Fenster zum Hof: Ausblick neuer Lesesaal
Die Öffentlichkeit ist ab sofort eingeladen, Zeuge der baulichen Veränderungen am Standort Unter den Linden zu sein: Durch das großformatige ‚Fenster zum Hof‘ können Besucher der Staatsbibliothek vom Vestibül aus den technisch anspruchsvollen Abriss der Büchertürme verfolgen. Seit Beginn des Jahres leitet dieser die vorbereitenden Arbeiten für den Bau des neuen zentralen Lesesaals ein.
Die begleitende Bilddokumentation „230 Jahre Bauen für die Bibliothek“ verfolgt die Geschichte der Institution an ihren historischen Standorten: Von der Königlichen Bibliothek am Bebelplatz – der „Kommode“ – über das seit 1914 bezogene Gebäude Unter den Linden bis hin zum Bibliotheksbau Hans Scharouns an der Potsdamer Straße im damaligen Westteil der Stadt. Vor allem aber bietet sie einen Ausblick auf die Bauplanungen für das Haus Unter den Linden. Anhand der Dokumentation kann der Besucher die Entwicklung einer Bibliothek nachvollziehen, welche, wie keine andere in Deutschland, von Prosperität bis Zerstörung alle Facetten der Geschichte Deutschlands von der Mitte des 17. Jahrhunderts an miterlebte: preußische Geschichte, die verheerenden Weltkriege, Neuaufbau und zugleich die langfristigen Folgen des Zweiten Weltkrieges bis in die Gegenwart hinein – dies prägt die Institution Staatsbibliothek.
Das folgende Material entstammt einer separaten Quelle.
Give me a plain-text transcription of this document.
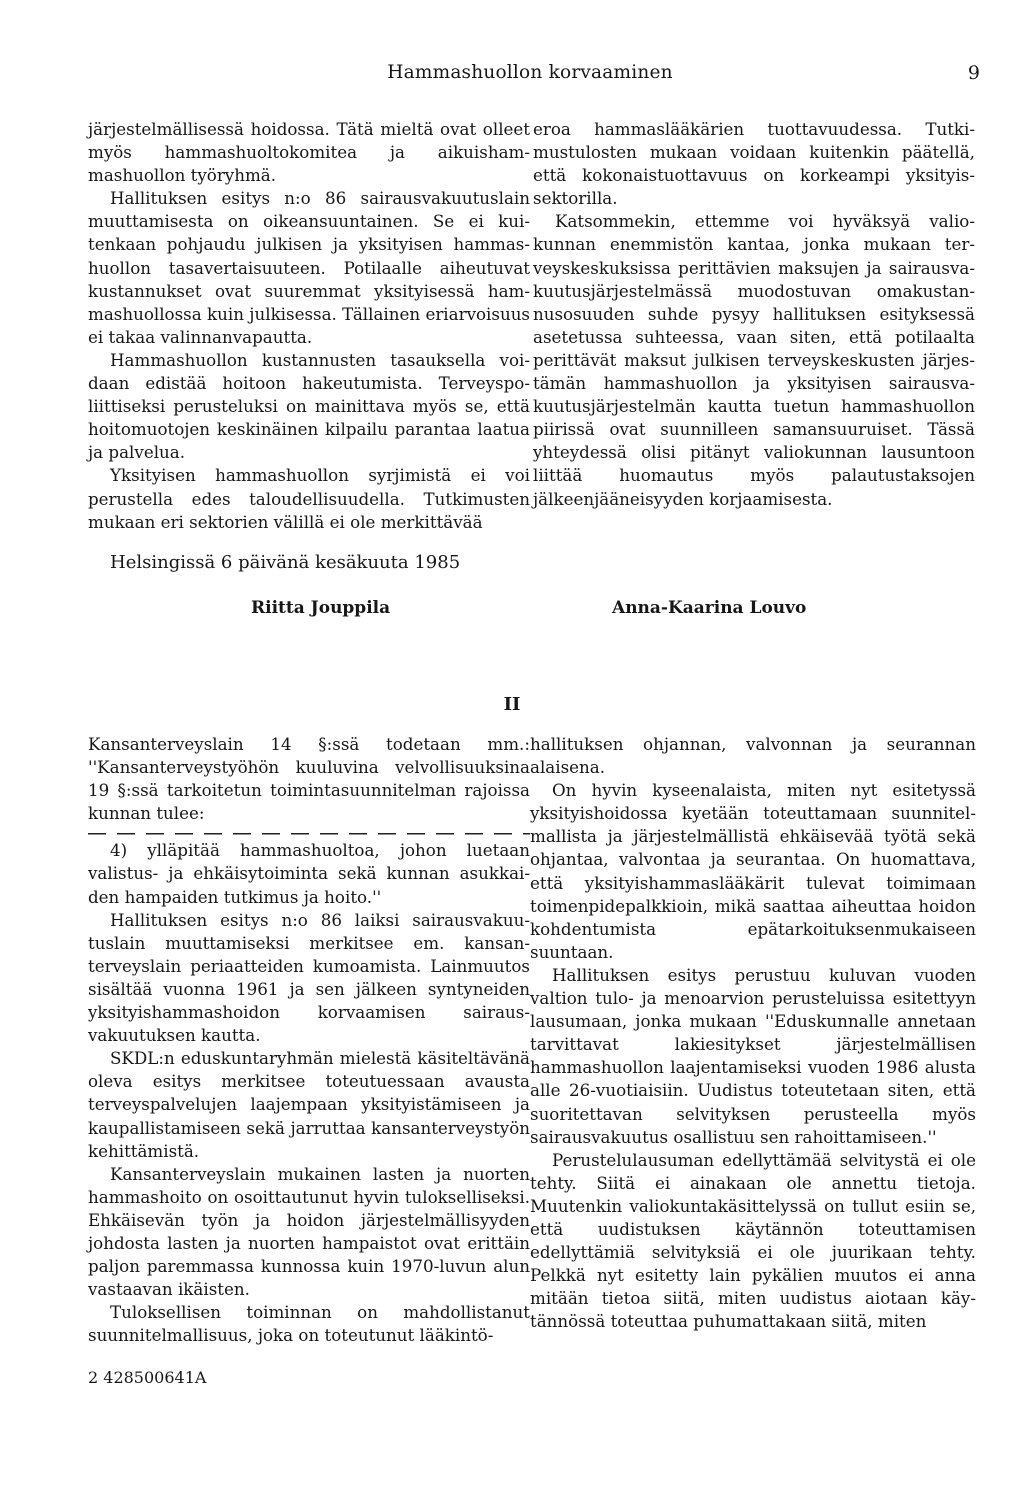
Hammashuollon korvaaminen	9

järjestelmällisessä hoidossa. Tätä mieltä ovat olleet myös hammashuoltokomitea ja aikuishammashuollon työryhmä.

Hallituksen esitys n:o 86 sairausvakuutuslain muuttamisesta on oikeansuuntainen. Se ei kuitenkaan pohjaudu julkisen ja yksityisen hammashuollon tasavertaisuuteen. Potilaalle aiheutuvat kustannukset ovat suuremmat yksityisessä hammashuollossa kuin julkisessa. Tällainen eriarvoisuus ei takaa valinnanvapautta.

Hammashuollon kustannusten tasauksella voidaan edistää hoitoon hakeutumista. Terveyspoliittiseksi perusteluksi on mainittava myös se, että hoitomuotojen keskinäinen kilpailu parantaa laatua ja palvelua.

Yksityisen hammashuollon syrjimistä ei voi perustella edes taloudellisuudella. Tutkimusten mukaan eri sektorien välillä ei ole merkittävää

eroa hammaslääkärien tuottavuudessa. Tutkimustulosten mukaan voidaan kuitenkin päätellä, että kokonaistuottavuus on korkeampi yksityissektorilla.

Katsommekin, ettemme voi hyväksyä valiokunnan enemmistön kantaa, jonka mukaan terveyskeskuksissa perittävien maksujen ja sairausvakuutusjärjestelmässä muodostuvan omakustannusosuuden suhde pysyy hallituksen esityksessä asetetussa suhteessa, vaan siten, että potilaalta perittävät maksut julkisen terveyskeskusten järjestämän hammashuollon ja yksityisen sairausvakuutusjärjestelmän kautta tuetun hammashuollon piirissä ovat suunnilleen samansuuruiset. Tässä yhteydessä olisi pitänyt valiokunnan lausuntoon liittää huomautus myös palautustaksojen jälkeenjääneisyyden korjaamisesta.

Helsingissä 6 päivänä kesäkuuta 1985
Riitta Jouppila	Anna-Kaarina Louvo
II

Kansanterveyslain 14 §:ssä todetaan mm.: ''Kansanterveystyöhön kuuluvina velvollisuuksina 19 §:ssä tarkoitetun toimintasuunnitelman rajoissa kunnan tulee:

4) ylläpitää hammashuoltoa, johon luetaan valistus- ja ehkäisytoiminta sekä kunnan asukkaiden hampaiden tutkimus ja hoito.''

Hallituksen esitys n:o 86 laiksi sairausvakuutuslain muuttamiseksi merkitsee em. kansanterveyslain periaatteiden kumoamista. Lainmuutos sisältää vuonna 1961 ja sen jälkeen syntyneiden yksityishammashoidon korvaamisen sairausvakuutuksen kautta.

SKDL:n eduskuntaryhmän mielestä käsiteltävänä oleva esitys merkitsee toteutuessaan avausta terveyspalvelujen laajempaan yksityistämiseen ja kaupallistamiseen sekä jarruttaa kansanterveystyön kehittämistä.

Kansanterveyslain mukainen lasten ja nuorten hammashoito on osoittautunut hyvin tulokselliseksi. Ehkäisevän työn ja hoidon järjestelmällisyyden johdosta lasten ja nuorten hampaistot ovat erittäin paljon paremmassa kunnossa kuin 1970-luvun alun vastaavan ikäisten.

Tuloksellisen toiminnan on mahdollistanut suunnitelmallisuus, joka on toteutunut lääkintö-

hallituksen ohjannan, valvonnan ja seurannan alaisena.

On hyvin kyseenalaista, miten nyt esitetyssä yksityishoidossa kyetään toteuttamaan suunnitelmallista ja järjestelmällistä ehkäisevää työtä sekä ohjantaa, valvontaa ja seurantaa. On huomattava, että yksityishammaslääkärit tulevat toimimaan toimenpidepalkkioin, mikä saattaa aiheuttaa hoidon kohdentumista epätarkoituksenmukaiseen suuntaan.

Hallituksen esitys perustuu kuluvan vuoden valtion tulo- ja menoarvion perusteluissa esitettyyn lausumaan, jonka mukaan ''Eduskunnalle annetaan tarvittavat lakiesitykset järjestelmällisen hammashuollon laajentamiseksi vuoden 1986 alusta alle 26-vuotiaisiin. Uudistus toteutetaan siten, että suoritettavan selvityksen perusteella myös sairausvakuutus osallistuu sen rahoittamiseen.''

Perustelulausuman edellyttämää selvitystä ei ole tehty. Siitä ei ainakaan ole annettu tietoja. Muutenkin valiokuntakäsittelyssä on tullut esiin se, että uudistuksen käytännön toteuttamisen edellyttämiä selvityksiä ei ole juurikaan tehty. Pelkkä nyt esitetty lain pykälien muutos ei anna mitään tietoa siitä, miten uudistus aiotaan käytännössä toteuttaa puhumattakaan siitä, miten

2 428500641A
Um so mehr bedarf es der Planung in die Zukunft. Die Ausstellung bietet einen Ausblick auf das Gebäude Unter den Linden nach der Generalsanierung und dem Neubau des Lesesaals: Sie präsentiert das Schnittmodell des weithin renommierten Architekten Prof HG Merz, der im Jahr 2000 den europaweiten Architekturwettbewerb gewann und jetzt mit dem Bau des neuen Lesesaals sowie der parallel laufenden Generalsanierung des gewaltigen Gebäudekomplexes beauftragt ist.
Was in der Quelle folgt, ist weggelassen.